Information, on the other hand, is too time-consuming for most knockoff artists to bother with when there are easier products to replicate. It’s easier to circumvent a patent than to paraphrase an entire course to avoid copyright infringement. Three of the most successful television products of all time—all of which have spent more than 300 weeks on the infomercial top-10 bestseller lists—reflect the competitive and profit margin advantage of information products.
No Down Payment (Carlton Sheets)
Attacking Anxiety and Depression (Lucinda Bassett)

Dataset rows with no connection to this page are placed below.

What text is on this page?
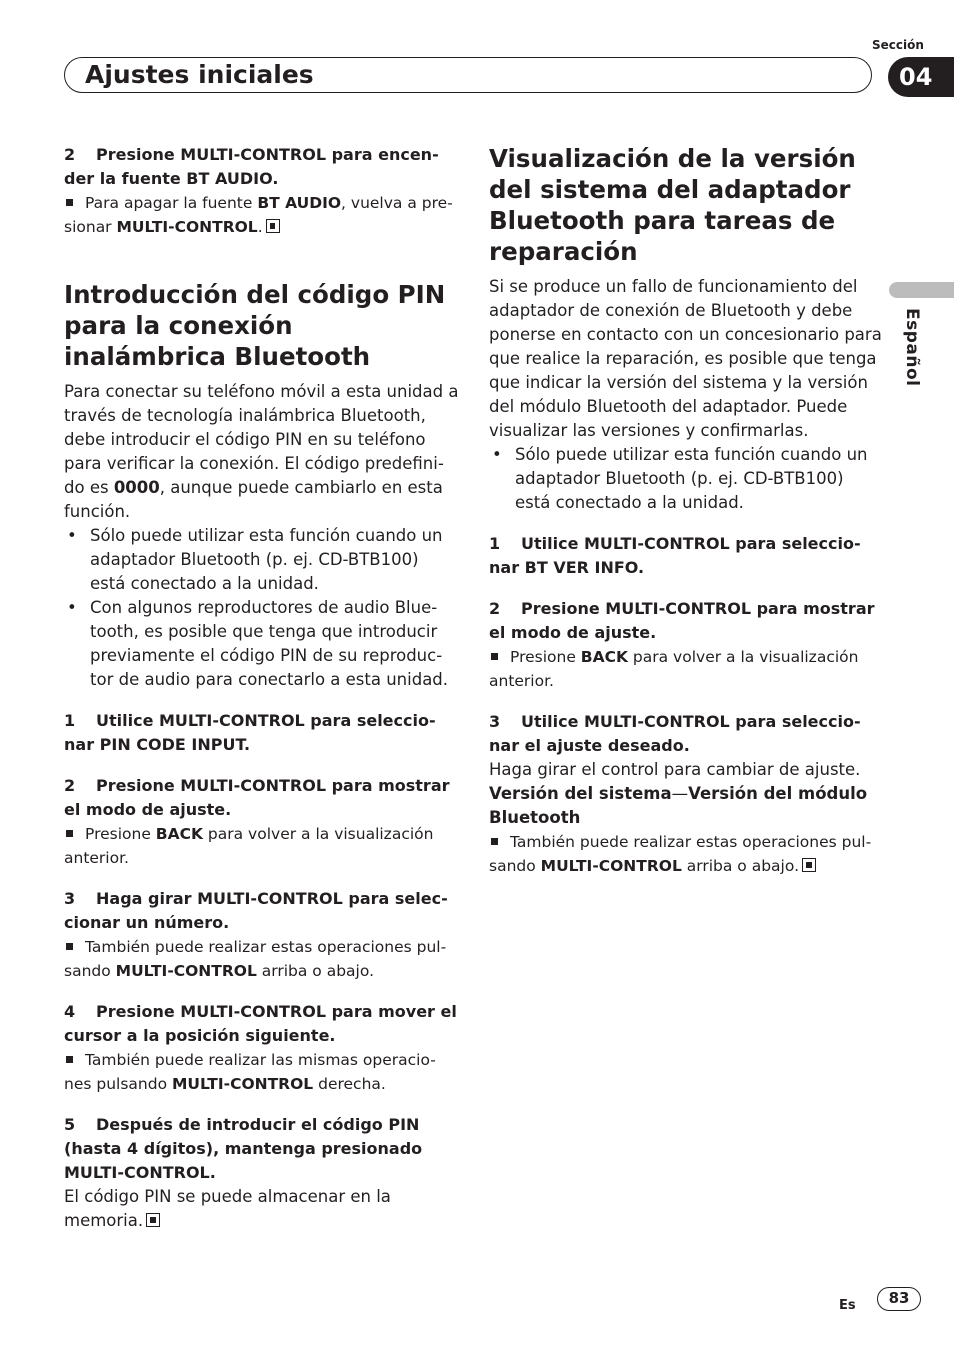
Sección
Ajustes iniciales	04
Español

2 Presione MULTI-CONTROL para encen-der la fuente BT AUDIO.

Para apagar la fuente BT AUDIO, vuelva a pre-sionar MULTI-CONTROL.

Introducción del código PIN para la conexión inalámbrica Bluetooth

Para conectar su teléfono móvil a esta unidad a través de tecnología inalámbrica Bluetooth, debe introducir el código PIN en su teléfono para verificar la conexión. El código predefini-do es 0000, aunque puede cambiarlo en esta función.

• Sólo puede utilizar esta función cuando un adaptador Bluetooth (p. ej. CD-BTB100) está conectado a la unidad.

• Con algunos reproductores de audio Blue-tooth, es posible que tenga que introducir previamente el código PIN de su reproduc-tor de audio para conectarlo a esta unidad.

1 Utilice MULTI-CONTROL para seleccio-nar PIN CODE INPUT.

2 Presione MULTI-CONTROL para mostrar el modo de ajuste.

Presione BACK para volver a la visualización anterior.

3 Haga girar MULTI-CONTROL para selec-cionar un número.

También puede realizar estas operaciones pul-sando MULTI-CONTROL arriba o abajo.

4 Presione MULTI-CONTROL para mover el cursor a la posición siguiente.

También puede realizar las mismas operacio-nes pulsando MULTI-CONTROL derecha.

5 Después de introducir el código PIN (hasta 4 dígitos), mantenga presionado MULTI-CONTROL.

El código PIN se puede almacenar en la memoria.

Visualización de la versión del sistema del adaptador Bluetooth para tareas de reparación

Si se produce un fallo de funcionamiento del adaptador de conexión de Bluetooth y debe ponerse en contacto con un concesionario para que realice la reparación, es posible que tenga que indicar la versión del sistema y la versión del módulo Bluetooth del adaptador. Puede visualizar las versiones y confirmarlas.

• Sólo puede utilizar esta función cuando un adaptador Bluetooth (p. ej. CD-BTB100) está conectado a la unidad.

1 Utilice MULTI-CONTROL para seleccio-nar BT VER INFO.

2 Presione MULTI-CONTROL para mostrar el modo de ajuste.

Presione BACK para volver a la visualización anterior.

3 Utilice MULTI-CONTROL para seleccio-nar el ajuste deseado.

Haga girar el control para cambiar de ajuste.

Versión del sistema—Versión del módulo Bluetooth

También puede realizar estas operaciones pul-sando MULTI-CONTROL arriba o abajo.

Es	83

Personal Power (Tony Robbins)
I know from conversations with the principal owners of one of the above products that more than $65 million worth of information moved through their doors in 2002. Their infrastructure consisted of fewer than 25 in-house operators, and the rest of the infrastructure, ranging from media purchasing to shipping, was outsourced.
Their annual revenue-per-employee is more than $2.7 million. Incredible.
On the opposite end of the market size spectrum, I know a man who created a low-budget how-to DVD for less than $200 and sold it to owners of storage facilities who wanted to install security systems. It’s hard to get more niche than that. In 2001, selling DVDs that cost $2 to duplicate for $95 apiece through trade magazines, he made several hundred thousand dollars with no employees.
But I’m Not an Expert!
If you aren’t an expert, don’t sweat it.